Aventura investor pleads guilty to lying to IRS over $30M in Tesla stock profits
In October 2019, Aventura investor Suresh Gajwani made a killing on Tesla stock, reaping tens of millions of dollars in profits.
But rather than play it straight on his capital gains taxes that were due to the federal government, Gajwani tried to evade his obligation by lying that he made the $30 million windfall when he was a resident of Puerto Rico, authorities say.
Under the U.S. territory’s law, investors could apply for certain capital-gains tax exemptions if they realized their investment profits after becoming residents of Puerto Rico.
On Friday, Gajwani, 78, admitted that he wasn’t a resident of Puerto Rico when he made the huge Tesla stock profits, as he pleaded guilty in Miami federal court to making a false and fraudulent statement to the IRS on his investment company’s tax return in 2019.
Gajwani faces between six months and one year in prison at his sentencing on Aug. 30 before U.S. District Judge Cecilia Altonaga. As part of his plea deal, he has agreed to repay about $15.3 million to the Internal Revenue Service, including $7 million in capital gains taxes owed in 2019, plus interest and penalties.
Gajwani formed his investment company, Nimco II Corp., in July 2018. At his plea hearing, Gajwani admitted that he obtained advice from an accountant to convert it from a “C” corporation to an “S” corporation to limit his capital gains taxes after he made millions off his investment in the electric-car company’s stock the following year.
The accountant, who is not identified in court records, advised Gajwani to make the corporate conversion so it could qualify for Puerto Rico’s capital-gains tax exemption, according to prosecutors with the U.S. Attorney’s Office in Miami. But the accountant “falsely and fraudulently represented” on an IRS form that Gajwani’s company, Nimco, made the corporate conversion on Jan. 1, 2019 — a full year before the investor moved from Miami to Puerto Rico.

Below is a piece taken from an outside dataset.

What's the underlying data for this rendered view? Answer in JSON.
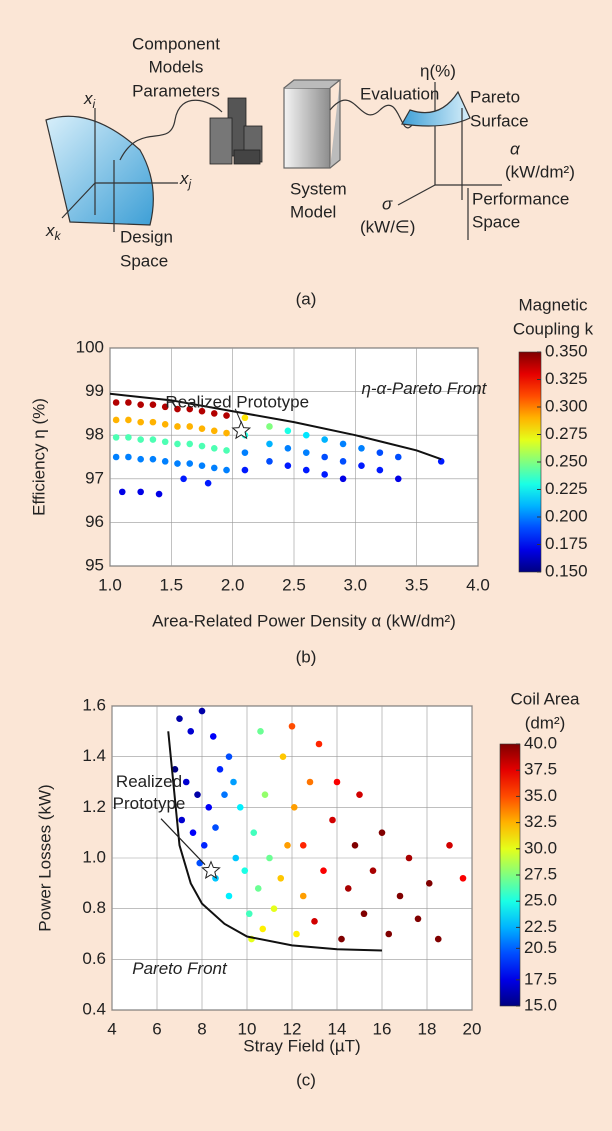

In his guilty plea, Gajwani admitted that he signed the IRS form showing he changed the corporate status of his company, Nimco, with the false retroactive date of Jan. 1, 2019. He submitted the form to the IRS in late January 2020, and the tax agency approved the corporate conversion with the falsified retroactive date.
At the same time, Gajwani obtained an opinion letter from an unidentified attorney saying that his converted corporation could be sourced to Puerto Rico and exempt from capital gains on the Tesla stock even if the profits were made before he became a resident of the U.S. territory.
“IRS senior representatives later advised [the attorney] that both positions in his opinion letter were wrong,” according to a charging document filed by federal prosecutor Michael Berger.
“As a result of the improper conversion of Nimco, Gajwani did not pay taxes due and owing on the capital gains realized” from his Tesla stock investments in 2019.